Türkocakları Genel Merkezinin Aralık ayında tüm şubelerin Türklük üzerine etkinlik yapması karar ve isteği doğrultusunda Türkocakları Isparta Şubesinin organize ettiği""Etnisite, Irk, Millet nedir, Türk Kimdir"Paneli 20.12.2013 cuma akşamı Öğretmenevi konferans salonunda yapıldı.Panel de SDÜ lü Öğretim üyeleri ile Öğrencilerin yoğun ilgi gösterdiği bir katılım gerçekleşti.

Büyük Türk Milliyetisi, Cumhuriyetimizin kurucusu Gazi M.Kemal Atatürk, silah arkadaşları ve şehitlerimiz için yapılan saygı duruşu sonrası İstiklal marşı okundu.Bir gün önce Hak'ka yürüyen Türkocağı üyesi, Eski Milletvekili SDÜ Öğretim üyesi Yard. Doç. Dr.O.Gazi Aksoy, önceki dönem Türkocağının daveti üzerine konferans vermek üzere Isparta'ya gelip geçen aylarda vefat eden Aksakal Nevzat Kösoğlu, belgeselci Servet Somuncuoğlu ile Türkocağı yönetim kurulu üyesi Mustafa Tekin eşi Sefa Tekin hanımefendinin ruhlarına atfen Kur'an-ı Kerim Tilaveti yapıldı.

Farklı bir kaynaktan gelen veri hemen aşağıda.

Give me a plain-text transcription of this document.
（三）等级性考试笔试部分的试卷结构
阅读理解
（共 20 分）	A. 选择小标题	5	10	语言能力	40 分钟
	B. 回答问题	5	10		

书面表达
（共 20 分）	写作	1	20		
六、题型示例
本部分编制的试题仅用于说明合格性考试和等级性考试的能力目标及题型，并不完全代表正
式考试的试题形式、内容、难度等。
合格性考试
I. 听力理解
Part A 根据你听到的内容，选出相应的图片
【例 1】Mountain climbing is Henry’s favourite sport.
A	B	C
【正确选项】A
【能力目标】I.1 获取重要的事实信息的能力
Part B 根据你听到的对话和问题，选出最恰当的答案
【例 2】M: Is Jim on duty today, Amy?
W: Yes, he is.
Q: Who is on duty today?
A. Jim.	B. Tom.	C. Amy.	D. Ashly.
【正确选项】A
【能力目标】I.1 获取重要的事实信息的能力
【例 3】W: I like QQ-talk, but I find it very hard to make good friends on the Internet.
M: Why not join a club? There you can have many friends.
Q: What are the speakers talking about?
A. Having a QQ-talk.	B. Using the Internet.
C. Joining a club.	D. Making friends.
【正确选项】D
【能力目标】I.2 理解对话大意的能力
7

Şube başkanı Op.Dr.Levent Başyiğit Panelistlere ve katılımcılara Hoş geldiniz diyerek Türkocaklarının Türk'lük anlayışının Ziya Gökalp'de olduğu gibi Türklüğü bir ırka bağlı olarak değil, bir kültür ve medeniyete mensubiyet olarak tarif ettiklerini, Hattâ Oğuz Kaan’dan itibaren Cihanşûmul bir ülkünün takipçisi olan Türkleri   bir ırktan daha fazla  değerler manzumesi olarak gördüklerini, Kaşgarlı Mahmud’da  olduğu gibi Türkçe konuşan ve Türk kültür dairesine dahil olanı daima Türk addedtiklerini"belirtti.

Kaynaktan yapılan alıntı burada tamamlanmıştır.